Teen Spirit : l’identité fictionnelle rencontre la sphère émotionnelle

Vue de l’exposition Teen Spirit BPS22 (2022) © Emmanuel Van der Auwera © Hernan Bas © Photo : Leslie Artamonow
Vue de l’exposition Teen Spirit BPS22 (2022) © Emmanuel Van der Auwera © Hernan Bas © Photo : Leslie Artamonow

Teen Spirit : Adolescence et art contemporain est une exposition aux orientations artistiques diverses inaugurée le 12 février 2022 par BPS22, le Musée d’art de la Province de Hainaut. Elle tire son inspiration de jeunes adultes capturant des selfies dans l’enceinte du musée, soucieux de leur identité numérique.

« Ton seul ennemi, c’est toi-même, à toi de choisir si tu veux être le plus grand ou celui qui reste dans son lit ».

Cet extrait d’un dialogue entre le photographe Vincent Beeckman et l’un de ces sujets sert de prisme pour aborder cette période où défis et expériences ponctuent le quotidien. Le contrôle de l’image, troublée par les turbulences émotionnelles et physiques, est présenté comme le défi le plus difficile à relever.
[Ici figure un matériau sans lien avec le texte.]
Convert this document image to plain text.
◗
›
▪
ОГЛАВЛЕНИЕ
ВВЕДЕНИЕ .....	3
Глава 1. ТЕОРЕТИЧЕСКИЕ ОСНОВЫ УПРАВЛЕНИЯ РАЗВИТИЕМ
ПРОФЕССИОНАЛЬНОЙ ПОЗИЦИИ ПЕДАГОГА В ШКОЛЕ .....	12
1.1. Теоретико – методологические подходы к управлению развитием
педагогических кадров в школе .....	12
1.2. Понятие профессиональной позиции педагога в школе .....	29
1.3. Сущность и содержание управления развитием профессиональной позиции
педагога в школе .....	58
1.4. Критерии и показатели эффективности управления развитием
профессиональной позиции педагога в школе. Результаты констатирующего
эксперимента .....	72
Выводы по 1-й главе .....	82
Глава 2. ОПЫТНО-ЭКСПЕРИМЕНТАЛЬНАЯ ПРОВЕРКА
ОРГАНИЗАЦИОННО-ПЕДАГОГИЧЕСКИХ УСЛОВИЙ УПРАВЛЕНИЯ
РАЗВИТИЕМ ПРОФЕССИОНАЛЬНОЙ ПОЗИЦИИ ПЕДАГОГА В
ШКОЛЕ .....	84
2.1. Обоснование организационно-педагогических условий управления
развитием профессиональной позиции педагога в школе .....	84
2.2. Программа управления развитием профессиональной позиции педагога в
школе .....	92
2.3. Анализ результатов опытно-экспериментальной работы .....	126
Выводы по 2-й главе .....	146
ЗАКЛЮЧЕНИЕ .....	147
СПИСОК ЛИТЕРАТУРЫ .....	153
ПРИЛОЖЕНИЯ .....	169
Vincen Beeckman © Vincen Beeckman
Vincen Beeckman © Vincen Beeckman

Feu l’enfant

Dès l’entrée au BPS22, un air de House Of The Rising Sun embrase le regard que nous portons sur cet état transitionnel. Le feu est un motif qui revient dans les différentes pièces présentées : cercle de feu aussi dangereux que protecteur (Mohamed Bourouissa), feu de camp au clair de lune (Laura Henno) ou feu d’un soleil idyllique qui interdit à la nuit de tomber (Emmanuel Van Der Auwera). Il rappelle les flammes que l’on allume lors des rituels dans les sociétés non-occidentales, transformant les enfants en adultes en l’espace d’une soirée. Sous forme de brûlure, le feu devient un emblème, comme les marques que l’on impose à son corps pour en tester les limites. Cet emblème peut prendre l’allure d’une lourde chaîne en or avec Thomas Hirschhorn, d’une pratique de sport extrême avec Charlotte Beaudry ou de scarifications avec l’ange déchu de Johan Muyle. Ainsi, ces marques et ces objets sont autant les sceaux d’un esprit torturé que d’une appartenance au groupe.

Branded © Maen Florin © Galerie Nadja Vilenne © Photo : Karin Borghouts (2008)
Branded © Maen Florin © Galerie Nadja Vilenne © Photo : Karin Borghouts (2008)

Identités fictionnelles

Pour redevenir soi-même – selon les termes d’un mineur isolé dans la vidéo Missing Stories – il faut s’inventer, opérant une mise à distance à la fois créative et affective. Au cours du parcours d’exposition, la narration fictive devient un moteur d’évolution interne. On se déguise, on conte une vie qui n’est pas la nôtre, on fabule pour créer une réalité hors de portée. Dans les œuvres, les apparats ne sont pas castrateurs, ils dévoilent au contraire toute l’ambiguïté de ce passage à l’âge adulte et tendent vers une compréhension de soi et du monde plus complète. L’usage du numérique – permettant de créer un double de soi sensible et sophistiqué – étant plus que jamais dilué dans notre quotidien, nos avatars évoluent en synchronie avec nos utopies. Un phénomène que l’on observe dans l’inquiétante vidéo de Van Der Auwera.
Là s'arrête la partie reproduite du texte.